Thursday, January 23, 2014

Planting Ribes aureum.

Today I began cold-stratification of the Golden Currant Ribes aureum. From what I've read, Golden Currant seed can require 60 days or more of cold-stratification to stimulate sprouting. These seeds will join the seeds of Netleaf Hackberry Celtis reticulata and Canyon Grape Vitis arizonica, which began their cold-stratification a few weeks ago. I'm never sure if I'll get any to sprout, but I've had reasonable success with other species, so it's worth a try.

While I don't need many of the Netleaf Hackberry seeds to germinate, nor the Canyon Grape for that matter, I really hope that I get a good lot with the Golden Currant. Flowers and fragrance are all well and good, but I'm hoping for fruit as well!

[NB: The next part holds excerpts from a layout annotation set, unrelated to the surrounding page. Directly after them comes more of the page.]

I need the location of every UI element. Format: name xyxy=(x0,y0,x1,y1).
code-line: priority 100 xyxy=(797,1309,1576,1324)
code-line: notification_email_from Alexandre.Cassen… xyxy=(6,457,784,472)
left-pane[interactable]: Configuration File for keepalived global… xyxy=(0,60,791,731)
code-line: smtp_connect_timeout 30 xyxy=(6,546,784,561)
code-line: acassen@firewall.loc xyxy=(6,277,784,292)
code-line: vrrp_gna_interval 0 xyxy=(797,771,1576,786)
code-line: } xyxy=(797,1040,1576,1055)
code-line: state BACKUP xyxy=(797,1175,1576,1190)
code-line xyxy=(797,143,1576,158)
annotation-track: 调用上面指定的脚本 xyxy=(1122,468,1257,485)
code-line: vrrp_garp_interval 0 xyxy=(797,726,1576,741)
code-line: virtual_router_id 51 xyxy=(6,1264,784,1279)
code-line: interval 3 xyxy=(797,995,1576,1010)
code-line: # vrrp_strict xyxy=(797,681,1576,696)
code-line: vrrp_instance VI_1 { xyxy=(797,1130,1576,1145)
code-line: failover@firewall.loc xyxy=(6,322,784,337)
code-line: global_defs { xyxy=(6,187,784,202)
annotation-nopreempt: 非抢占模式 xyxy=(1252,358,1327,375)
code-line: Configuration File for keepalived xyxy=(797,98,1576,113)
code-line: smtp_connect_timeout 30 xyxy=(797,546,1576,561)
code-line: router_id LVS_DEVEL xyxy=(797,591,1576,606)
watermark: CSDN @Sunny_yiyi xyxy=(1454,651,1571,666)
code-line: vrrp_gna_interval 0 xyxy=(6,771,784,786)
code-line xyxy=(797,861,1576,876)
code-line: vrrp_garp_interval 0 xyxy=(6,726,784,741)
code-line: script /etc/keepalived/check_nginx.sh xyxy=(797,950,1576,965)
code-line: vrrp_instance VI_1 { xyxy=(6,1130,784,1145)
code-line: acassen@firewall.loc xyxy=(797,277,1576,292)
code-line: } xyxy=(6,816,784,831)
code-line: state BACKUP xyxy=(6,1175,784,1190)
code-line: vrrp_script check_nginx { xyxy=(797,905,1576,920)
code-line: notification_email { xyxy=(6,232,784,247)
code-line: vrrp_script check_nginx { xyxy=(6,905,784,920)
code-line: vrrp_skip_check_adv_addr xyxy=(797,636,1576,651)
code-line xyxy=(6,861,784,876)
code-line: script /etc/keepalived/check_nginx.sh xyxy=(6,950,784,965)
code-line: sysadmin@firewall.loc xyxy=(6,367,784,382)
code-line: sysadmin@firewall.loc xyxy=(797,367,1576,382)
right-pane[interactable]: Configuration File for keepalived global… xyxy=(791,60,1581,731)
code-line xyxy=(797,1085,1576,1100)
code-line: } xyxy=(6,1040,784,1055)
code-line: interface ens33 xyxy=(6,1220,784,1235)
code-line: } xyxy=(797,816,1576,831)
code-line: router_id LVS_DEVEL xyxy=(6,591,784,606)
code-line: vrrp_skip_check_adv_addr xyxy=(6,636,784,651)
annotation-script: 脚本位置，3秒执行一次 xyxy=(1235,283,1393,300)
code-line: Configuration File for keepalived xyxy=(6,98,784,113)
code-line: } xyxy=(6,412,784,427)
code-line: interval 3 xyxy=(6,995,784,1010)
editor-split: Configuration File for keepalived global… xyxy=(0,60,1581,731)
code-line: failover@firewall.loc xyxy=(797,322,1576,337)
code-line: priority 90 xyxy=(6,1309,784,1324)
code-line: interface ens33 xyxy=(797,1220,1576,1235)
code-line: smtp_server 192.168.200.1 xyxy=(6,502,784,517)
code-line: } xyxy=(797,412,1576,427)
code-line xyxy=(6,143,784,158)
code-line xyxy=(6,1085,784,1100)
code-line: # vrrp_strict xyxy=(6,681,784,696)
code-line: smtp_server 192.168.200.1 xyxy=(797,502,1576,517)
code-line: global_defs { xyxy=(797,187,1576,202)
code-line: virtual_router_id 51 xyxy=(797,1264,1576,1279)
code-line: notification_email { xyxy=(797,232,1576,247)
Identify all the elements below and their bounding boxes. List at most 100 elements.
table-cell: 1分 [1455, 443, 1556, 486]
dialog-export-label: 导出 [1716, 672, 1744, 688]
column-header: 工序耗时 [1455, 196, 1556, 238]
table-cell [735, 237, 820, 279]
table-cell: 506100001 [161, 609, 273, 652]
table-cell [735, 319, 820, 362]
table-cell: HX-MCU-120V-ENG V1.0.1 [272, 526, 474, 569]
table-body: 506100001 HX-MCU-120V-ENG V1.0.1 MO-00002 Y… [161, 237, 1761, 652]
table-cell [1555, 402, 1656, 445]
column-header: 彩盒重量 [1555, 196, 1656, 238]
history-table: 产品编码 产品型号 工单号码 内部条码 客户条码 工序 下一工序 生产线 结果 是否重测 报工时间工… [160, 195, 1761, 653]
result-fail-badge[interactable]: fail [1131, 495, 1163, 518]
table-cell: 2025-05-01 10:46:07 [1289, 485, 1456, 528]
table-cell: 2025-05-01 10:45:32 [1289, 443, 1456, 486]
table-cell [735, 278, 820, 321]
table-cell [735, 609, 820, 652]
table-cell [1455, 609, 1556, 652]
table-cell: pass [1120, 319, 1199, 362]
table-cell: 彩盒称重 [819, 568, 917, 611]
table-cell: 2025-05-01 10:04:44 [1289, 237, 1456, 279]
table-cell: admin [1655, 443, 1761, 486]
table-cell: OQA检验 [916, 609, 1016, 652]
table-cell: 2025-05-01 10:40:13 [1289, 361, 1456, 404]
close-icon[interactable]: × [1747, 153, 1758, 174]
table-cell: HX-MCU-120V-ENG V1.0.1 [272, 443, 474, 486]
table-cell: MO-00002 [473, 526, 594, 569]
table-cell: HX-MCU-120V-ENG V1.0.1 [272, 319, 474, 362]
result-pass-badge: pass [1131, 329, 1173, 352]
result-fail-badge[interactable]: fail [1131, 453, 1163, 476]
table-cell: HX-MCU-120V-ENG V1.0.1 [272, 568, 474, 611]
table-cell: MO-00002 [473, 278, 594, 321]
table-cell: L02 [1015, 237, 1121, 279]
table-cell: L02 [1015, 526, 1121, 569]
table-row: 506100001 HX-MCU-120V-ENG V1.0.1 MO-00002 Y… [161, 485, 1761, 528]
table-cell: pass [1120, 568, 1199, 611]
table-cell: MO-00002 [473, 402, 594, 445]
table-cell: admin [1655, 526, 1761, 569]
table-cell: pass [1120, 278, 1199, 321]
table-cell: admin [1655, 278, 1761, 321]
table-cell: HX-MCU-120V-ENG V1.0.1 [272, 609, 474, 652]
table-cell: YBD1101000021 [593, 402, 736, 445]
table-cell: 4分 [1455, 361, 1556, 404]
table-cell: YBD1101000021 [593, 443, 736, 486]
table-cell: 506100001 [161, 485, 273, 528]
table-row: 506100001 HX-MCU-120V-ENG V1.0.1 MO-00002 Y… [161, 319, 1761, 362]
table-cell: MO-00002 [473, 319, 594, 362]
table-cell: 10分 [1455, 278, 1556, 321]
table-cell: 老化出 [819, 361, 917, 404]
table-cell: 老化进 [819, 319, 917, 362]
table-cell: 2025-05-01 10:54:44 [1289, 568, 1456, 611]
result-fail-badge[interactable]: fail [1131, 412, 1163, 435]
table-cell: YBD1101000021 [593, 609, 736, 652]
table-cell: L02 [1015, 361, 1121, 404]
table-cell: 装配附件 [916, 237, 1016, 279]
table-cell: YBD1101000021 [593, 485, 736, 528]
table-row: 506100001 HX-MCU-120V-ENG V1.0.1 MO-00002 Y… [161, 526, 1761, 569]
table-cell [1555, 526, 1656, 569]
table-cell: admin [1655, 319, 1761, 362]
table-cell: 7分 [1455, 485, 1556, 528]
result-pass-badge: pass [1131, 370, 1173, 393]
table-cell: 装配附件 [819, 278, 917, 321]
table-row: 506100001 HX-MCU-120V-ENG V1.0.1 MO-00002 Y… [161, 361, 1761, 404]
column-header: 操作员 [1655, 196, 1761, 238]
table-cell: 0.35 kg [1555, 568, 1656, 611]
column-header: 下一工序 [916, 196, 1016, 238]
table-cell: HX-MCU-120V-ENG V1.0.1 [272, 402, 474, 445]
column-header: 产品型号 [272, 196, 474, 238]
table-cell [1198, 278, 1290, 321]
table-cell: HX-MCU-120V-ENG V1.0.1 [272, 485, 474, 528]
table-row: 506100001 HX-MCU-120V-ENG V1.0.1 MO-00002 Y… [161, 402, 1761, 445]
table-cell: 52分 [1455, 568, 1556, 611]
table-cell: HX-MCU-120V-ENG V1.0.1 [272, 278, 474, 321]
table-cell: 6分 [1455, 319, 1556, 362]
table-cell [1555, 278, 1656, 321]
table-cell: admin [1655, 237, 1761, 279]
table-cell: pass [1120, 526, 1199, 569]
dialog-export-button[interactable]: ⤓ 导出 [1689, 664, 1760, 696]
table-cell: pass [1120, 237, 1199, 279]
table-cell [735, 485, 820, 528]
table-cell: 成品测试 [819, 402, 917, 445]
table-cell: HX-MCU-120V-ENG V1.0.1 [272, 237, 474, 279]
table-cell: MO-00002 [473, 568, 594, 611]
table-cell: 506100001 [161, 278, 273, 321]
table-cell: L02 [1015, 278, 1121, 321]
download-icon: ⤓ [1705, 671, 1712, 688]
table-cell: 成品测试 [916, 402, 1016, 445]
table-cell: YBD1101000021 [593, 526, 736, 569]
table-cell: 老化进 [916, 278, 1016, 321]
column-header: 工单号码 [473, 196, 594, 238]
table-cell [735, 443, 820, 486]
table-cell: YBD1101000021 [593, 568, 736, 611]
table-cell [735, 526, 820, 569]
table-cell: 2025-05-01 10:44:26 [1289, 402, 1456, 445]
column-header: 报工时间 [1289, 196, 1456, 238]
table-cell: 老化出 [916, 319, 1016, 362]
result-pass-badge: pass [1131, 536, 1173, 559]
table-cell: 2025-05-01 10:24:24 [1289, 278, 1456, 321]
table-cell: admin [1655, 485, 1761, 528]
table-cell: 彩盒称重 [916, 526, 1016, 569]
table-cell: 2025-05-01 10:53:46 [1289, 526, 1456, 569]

But for now, as far as Ribes aureum is concerned, the waiting game begins.

A place to begin.

As I write this, the ground outside is covered with last night's two inches of snow, though along the northern fenceline the snow has melted into the ground.

I say this is a place to begin, but really this story began last spring, perhaps even earlier. Just as a forest grows and changes as one group of species succeeds another, so has our back yard. When we bought our house, the only trees on the property were a diseased clump of Quaking Aspen and a couple volunteer Siberian Elm. Otherwise, the soil was better than what I had been used to in Fort Collins, probably due to the local floodplain soil structure. The back yard had, apparently, been landscaped at some point in the past - I found the remains of potting soil and root balls when I began working the soil in earnest - but, aside from some white bearded iris clumps, it was a weed lot. It's come a long way.

The posts themselves will be few and short, until the rest of the blog's components are fleshed out. But I will try to post things as they come up.